Lo había conseguido: no el polo sur, ni la travesía transantártica,
sino sacarlos con vida a todos de aquel infierno blanco.
Por
desgracia, la Gran Guerra continuaba y muchas de las vidas que
Shackleton había cuidado con tanto esmero en su aventura polar se
perdieron en los campos de batalla de Europa. “Todos tenemos
nuestro Sur blanco” dejó escrito en su gran libro, South,
publicado unos años después de la gran epopeya.

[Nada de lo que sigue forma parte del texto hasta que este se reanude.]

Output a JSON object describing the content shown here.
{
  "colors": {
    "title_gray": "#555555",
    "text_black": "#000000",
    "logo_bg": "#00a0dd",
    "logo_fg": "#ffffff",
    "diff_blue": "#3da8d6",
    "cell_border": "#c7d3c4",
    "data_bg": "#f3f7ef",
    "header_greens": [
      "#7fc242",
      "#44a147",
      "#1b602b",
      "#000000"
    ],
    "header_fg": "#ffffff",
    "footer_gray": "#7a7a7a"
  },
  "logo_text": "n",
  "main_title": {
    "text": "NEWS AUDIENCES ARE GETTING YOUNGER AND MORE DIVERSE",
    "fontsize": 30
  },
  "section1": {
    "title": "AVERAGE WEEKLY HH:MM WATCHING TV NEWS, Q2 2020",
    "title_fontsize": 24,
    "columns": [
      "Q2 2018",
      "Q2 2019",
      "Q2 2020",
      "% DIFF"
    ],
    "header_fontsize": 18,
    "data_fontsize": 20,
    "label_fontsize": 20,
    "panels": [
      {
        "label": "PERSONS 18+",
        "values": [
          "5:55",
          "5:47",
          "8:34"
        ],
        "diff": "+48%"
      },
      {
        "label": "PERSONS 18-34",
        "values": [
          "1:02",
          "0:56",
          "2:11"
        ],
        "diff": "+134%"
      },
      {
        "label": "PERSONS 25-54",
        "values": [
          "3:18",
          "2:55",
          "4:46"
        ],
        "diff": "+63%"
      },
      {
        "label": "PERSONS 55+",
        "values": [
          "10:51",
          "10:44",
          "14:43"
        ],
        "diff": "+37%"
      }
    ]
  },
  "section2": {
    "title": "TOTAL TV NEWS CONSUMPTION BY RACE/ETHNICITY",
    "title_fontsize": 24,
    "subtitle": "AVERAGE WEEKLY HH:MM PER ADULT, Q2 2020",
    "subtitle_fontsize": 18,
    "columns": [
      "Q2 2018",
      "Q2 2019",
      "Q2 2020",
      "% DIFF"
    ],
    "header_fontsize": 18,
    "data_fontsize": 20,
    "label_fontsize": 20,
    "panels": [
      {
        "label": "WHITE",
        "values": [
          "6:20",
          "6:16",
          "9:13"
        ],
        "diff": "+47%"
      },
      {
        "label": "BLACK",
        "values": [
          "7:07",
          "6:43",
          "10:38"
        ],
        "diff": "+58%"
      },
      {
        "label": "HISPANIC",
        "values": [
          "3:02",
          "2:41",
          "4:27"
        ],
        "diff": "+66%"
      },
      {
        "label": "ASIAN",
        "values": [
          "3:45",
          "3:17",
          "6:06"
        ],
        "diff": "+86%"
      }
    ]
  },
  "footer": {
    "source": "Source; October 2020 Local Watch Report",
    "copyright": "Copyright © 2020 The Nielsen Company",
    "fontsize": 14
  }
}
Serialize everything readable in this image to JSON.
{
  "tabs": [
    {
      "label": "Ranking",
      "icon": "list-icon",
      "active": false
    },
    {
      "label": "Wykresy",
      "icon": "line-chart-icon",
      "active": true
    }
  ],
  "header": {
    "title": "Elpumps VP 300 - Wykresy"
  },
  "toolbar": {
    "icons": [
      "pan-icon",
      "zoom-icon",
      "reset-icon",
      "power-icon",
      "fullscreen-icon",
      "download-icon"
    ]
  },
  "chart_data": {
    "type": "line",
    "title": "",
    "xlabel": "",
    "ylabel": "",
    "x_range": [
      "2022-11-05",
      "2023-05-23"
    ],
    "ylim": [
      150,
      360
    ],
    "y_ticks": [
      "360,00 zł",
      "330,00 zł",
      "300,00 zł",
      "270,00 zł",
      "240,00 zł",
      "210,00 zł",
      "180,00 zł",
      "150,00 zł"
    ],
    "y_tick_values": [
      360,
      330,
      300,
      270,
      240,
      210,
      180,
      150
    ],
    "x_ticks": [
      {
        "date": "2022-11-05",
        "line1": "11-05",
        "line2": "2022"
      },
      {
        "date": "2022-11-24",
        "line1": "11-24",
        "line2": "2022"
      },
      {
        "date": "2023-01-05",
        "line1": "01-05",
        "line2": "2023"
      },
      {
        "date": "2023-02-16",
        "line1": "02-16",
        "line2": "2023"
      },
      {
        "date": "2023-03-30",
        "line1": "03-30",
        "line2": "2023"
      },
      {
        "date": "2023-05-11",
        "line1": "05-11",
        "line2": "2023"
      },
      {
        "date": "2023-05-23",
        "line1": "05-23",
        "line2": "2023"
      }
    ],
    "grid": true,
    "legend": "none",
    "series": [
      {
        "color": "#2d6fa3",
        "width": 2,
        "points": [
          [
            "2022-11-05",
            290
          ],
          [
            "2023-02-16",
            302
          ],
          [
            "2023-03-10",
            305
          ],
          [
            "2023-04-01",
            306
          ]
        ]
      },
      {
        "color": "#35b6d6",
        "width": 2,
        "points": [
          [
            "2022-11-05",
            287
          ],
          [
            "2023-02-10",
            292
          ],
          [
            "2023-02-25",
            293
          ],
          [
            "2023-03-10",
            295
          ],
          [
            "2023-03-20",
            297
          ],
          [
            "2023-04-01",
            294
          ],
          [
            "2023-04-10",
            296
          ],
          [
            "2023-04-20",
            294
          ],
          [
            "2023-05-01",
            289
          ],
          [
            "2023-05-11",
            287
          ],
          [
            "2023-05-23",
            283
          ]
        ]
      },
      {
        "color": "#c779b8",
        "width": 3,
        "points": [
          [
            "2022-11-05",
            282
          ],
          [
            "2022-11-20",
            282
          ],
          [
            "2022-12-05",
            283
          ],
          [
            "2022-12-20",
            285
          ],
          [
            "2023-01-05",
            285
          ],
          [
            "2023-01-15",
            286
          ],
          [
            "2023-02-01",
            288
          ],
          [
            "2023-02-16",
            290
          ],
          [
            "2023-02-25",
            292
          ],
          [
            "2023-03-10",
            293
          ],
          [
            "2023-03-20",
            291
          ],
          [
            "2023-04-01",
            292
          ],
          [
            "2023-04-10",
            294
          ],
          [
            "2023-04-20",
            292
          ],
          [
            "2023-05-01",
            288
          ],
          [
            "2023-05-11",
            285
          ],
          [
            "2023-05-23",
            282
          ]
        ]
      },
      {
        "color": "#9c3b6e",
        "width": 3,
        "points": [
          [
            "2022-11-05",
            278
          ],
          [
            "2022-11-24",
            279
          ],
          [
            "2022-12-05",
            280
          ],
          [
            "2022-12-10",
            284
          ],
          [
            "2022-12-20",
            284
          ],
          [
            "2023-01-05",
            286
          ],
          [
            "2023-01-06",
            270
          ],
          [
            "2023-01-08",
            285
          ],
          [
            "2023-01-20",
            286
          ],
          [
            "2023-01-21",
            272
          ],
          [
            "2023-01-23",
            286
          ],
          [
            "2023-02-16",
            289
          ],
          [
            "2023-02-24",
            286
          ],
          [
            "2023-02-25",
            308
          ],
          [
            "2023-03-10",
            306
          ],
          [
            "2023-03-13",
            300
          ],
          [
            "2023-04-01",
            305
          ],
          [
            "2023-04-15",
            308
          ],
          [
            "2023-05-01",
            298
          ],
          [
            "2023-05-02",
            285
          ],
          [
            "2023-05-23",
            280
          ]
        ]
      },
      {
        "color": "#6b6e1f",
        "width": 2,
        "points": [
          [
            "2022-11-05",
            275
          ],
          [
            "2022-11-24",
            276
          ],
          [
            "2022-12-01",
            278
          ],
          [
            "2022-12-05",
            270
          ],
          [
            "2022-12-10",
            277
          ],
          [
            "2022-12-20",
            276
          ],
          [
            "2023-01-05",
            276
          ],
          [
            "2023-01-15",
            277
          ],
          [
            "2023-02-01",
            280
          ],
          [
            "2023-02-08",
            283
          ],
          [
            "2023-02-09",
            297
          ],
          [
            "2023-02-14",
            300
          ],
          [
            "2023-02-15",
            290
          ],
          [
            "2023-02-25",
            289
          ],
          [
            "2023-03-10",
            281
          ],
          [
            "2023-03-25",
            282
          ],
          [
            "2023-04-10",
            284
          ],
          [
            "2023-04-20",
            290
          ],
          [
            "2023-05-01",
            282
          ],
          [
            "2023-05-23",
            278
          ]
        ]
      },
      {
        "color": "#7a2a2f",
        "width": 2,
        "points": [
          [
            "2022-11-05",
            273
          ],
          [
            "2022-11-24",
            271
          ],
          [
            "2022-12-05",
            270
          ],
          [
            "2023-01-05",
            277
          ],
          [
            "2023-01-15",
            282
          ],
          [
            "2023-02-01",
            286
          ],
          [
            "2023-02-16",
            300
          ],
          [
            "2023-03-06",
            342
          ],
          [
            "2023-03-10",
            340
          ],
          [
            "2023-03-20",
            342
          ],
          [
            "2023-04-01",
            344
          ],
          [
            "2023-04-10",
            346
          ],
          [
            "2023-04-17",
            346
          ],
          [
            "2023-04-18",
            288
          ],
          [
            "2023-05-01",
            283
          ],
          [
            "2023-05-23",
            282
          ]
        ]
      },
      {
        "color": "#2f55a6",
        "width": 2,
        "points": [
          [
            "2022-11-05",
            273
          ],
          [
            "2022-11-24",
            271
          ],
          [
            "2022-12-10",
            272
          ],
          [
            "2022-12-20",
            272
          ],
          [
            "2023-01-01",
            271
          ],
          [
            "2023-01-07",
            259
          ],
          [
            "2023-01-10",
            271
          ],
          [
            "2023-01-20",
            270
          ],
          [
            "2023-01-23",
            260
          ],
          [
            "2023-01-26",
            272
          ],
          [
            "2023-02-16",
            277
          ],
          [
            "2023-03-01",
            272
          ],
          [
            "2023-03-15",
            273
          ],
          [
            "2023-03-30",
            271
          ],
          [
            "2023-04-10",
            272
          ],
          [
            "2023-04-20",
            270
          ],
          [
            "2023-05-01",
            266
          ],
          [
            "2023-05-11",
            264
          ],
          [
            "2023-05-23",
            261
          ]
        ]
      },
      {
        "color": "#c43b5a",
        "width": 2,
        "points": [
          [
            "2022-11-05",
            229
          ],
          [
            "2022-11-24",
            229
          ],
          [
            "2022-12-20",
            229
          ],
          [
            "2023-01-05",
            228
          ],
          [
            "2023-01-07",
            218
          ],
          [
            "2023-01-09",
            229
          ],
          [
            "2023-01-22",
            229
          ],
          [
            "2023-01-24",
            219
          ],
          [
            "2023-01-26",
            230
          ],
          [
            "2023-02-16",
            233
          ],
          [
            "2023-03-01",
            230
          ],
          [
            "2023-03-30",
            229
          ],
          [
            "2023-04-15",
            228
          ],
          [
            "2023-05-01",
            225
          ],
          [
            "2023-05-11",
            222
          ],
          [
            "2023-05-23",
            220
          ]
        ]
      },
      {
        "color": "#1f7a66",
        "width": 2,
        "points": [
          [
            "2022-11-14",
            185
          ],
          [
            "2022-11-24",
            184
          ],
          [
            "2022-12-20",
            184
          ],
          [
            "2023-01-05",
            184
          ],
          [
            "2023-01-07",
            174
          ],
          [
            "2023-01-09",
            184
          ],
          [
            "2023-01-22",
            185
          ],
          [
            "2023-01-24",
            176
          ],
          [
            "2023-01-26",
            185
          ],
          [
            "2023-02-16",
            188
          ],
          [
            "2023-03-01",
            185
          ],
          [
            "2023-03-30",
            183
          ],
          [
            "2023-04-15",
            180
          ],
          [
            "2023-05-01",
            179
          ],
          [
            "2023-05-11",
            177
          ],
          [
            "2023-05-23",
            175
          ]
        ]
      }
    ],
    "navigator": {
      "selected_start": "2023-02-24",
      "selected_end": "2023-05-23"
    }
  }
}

En 1922, tras
varias empresas donde no le acompañó la suerte, se organizó un
viaje conmemorativo a las Georgias del Sur donde viajaron Shackleton,
Wild y otros supervivientes. Como en pago de una antigua deuda, un
infarto fulminó al Jefe poco después del desembarco y su viuda
decidió que lo enterraran allí, en el cementerio de Gritvyken, en
una tumba adornada con un verso de Browning en donde hoy, de vez en
cuando, los pingüinos montan guardia. Raymond Prestley, un geólogo
que trabajó con los tres grandes exploradores polares, resumió así
las virtudes de cada uno: “Como jefe de una expedición científica,
elegiría a Scott; para un raid polar rápido y eficaz, a Amundsen;
pero en medio de la adversidad, cuando no ves salida, ponte de
rodillas y reza para que te envíen a Shackleton”.